Reality, he reasoned, simply wasn’t real enough for documentary. In common with many of his colleagues in contemporary anthropology, Flaherty decided that printing the legend was the way to go.
His career-making Nanook of the North, the first recorded feature-length documentary, charted the hardships of Arctic life among the Inuit people of Quebec. Decades after its 1922 debut, Nanookremains a brilliant, stirring film, albeit one composed of convenient fictions, romantic embellishments and outright lies.
Nanook’s “wives”, we know now, were Flaherty’s own mistresses. The titular protagonist, real name Allakariallak, was “advised” by his director to hunt walruses and seals with harpoons during the shoot; Allakariallak, like most of the locals, had used guns for that purpose before the cameras rolled. Flaherty even cut the side out of the “family” igloo to get better interior shots.
Man of Aran, Flaherty's 1934 account of the hardships associated with life on the Aran Islands, is equally impressive and similarly untrustworthy.

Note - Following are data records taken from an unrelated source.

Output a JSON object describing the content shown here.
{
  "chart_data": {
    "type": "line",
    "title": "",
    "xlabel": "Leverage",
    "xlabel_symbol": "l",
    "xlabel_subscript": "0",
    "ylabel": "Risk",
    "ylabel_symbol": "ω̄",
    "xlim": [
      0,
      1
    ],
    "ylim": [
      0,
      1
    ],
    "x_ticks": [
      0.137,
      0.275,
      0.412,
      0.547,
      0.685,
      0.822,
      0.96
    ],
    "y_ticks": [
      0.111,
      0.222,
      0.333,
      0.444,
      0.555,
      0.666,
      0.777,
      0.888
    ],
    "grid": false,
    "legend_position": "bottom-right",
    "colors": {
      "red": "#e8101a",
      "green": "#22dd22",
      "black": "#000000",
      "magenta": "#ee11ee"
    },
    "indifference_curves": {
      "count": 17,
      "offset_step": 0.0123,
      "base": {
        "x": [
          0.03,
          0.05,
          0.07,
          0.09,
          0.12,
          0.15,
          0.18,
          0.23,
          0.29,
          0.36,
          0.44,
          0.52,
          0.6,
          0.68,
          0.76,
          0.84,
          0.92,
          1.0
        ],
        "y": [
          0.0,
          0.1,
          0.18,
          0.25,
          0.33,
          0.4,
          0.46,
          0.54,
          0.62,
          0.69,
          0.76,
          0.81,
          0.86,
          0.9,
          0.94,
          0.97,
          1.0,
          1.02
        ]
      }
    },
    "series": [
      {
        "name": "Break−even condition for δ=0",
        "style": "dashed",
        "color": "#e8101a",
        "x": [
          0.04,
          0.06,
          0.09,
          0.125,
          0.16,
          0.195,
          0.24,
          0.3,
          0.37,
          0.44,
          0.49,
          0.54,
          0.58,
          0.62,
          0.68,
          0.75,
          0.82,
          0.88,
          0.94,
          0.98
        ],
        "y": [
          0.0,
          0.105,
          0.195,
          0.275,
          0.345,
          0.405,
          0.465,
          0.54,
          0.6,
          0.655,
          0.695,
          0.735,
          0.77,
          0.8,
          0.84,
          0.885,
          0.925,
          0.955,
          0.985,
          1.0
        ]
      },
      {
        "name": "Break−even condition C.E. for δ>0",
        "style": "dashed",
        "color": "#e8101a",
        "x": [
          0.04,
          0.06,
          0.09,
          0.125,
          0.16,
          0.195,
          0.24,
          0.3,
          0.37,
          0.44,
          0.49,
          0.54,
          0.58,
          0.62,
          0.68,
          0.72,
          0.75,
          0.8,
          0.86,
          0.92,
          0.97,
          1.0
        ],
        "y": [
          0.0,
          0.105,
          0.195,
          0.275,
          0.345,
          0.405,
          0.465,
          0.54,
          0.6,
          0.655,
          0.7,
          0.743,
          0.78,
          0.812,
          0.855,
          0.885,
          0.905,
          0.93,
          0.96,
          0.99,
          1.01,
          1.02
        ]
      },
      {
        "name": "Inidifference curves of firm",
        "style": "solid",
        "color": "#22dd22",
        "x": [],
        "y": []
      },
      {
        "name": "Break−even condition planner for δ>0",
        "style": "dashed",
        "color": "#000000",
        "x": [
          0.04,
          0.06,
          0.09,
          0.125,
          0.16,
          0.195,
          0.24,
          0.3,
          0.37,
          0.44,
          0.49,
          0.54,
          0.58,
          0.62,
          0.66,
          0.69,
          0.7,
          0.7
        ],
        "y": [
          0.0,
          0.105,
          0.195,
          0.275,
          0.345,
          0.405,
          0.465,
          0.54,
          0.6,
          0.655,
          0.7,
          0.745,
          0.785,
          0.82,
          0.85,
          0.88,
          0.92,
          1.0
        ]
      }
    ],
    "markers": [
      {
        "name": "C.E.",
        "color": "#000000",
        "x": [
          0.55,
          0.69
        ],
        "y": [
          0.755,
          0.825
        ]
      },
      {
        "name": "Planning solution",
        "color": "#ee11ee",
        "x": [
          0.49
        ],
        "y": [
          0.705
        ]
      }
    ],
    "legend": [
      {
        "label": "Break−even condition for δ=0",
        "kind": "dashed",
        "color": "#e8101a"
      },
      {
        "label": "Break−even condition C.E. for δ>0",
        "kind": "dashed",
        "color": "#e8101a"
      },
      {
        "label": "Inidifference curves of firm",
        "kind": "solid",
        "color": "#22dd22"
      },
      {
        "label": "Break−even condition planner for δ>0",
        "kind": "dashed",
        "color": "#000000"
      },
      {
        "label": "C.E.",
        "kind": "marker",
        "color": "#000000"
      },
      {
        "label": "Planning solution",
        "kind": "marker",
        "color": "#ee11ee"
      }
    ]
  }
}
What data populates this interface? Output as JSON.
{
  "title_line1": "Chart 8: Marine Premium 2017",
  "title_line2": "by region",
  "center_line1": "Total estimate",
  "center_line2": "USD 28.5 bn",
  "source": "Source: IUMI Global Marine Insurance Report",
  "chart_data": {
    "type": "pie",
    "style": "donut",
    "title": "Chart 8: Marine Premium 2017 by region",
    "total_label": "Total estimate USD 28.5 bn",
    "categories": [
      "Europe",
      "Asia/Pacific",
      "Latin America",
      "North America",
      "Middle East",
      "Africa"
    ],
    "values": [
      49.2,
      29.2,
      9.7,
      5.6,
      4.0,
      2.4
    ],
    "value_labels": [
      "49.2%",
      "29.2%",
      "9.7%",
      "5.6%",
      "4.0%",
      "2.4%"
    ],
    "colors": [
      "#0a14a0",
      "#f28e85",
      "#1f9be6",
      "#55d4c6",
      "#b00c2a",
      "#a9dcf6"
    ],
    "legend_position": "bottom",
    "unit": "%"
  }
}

As ever, the director played fast and loose with the facts: a shark- hunting sequence is entirely manufactured, and none of the family members shown are actually related.
Still, even the film’s re-creation of obsolete fishing and farming practices has worth as a historical document. It is, moreover, impossible not to get swept up in Flaherty’s romantic view of islanders locked in an eternal struggle with nature. Potatoes must be farmed with little or no soil, cliffs must be climbed to facilitate fishing, and those basking sharks won’t gut themselves.
It might be mythology, but it’s far more entertaining than the boring old truth.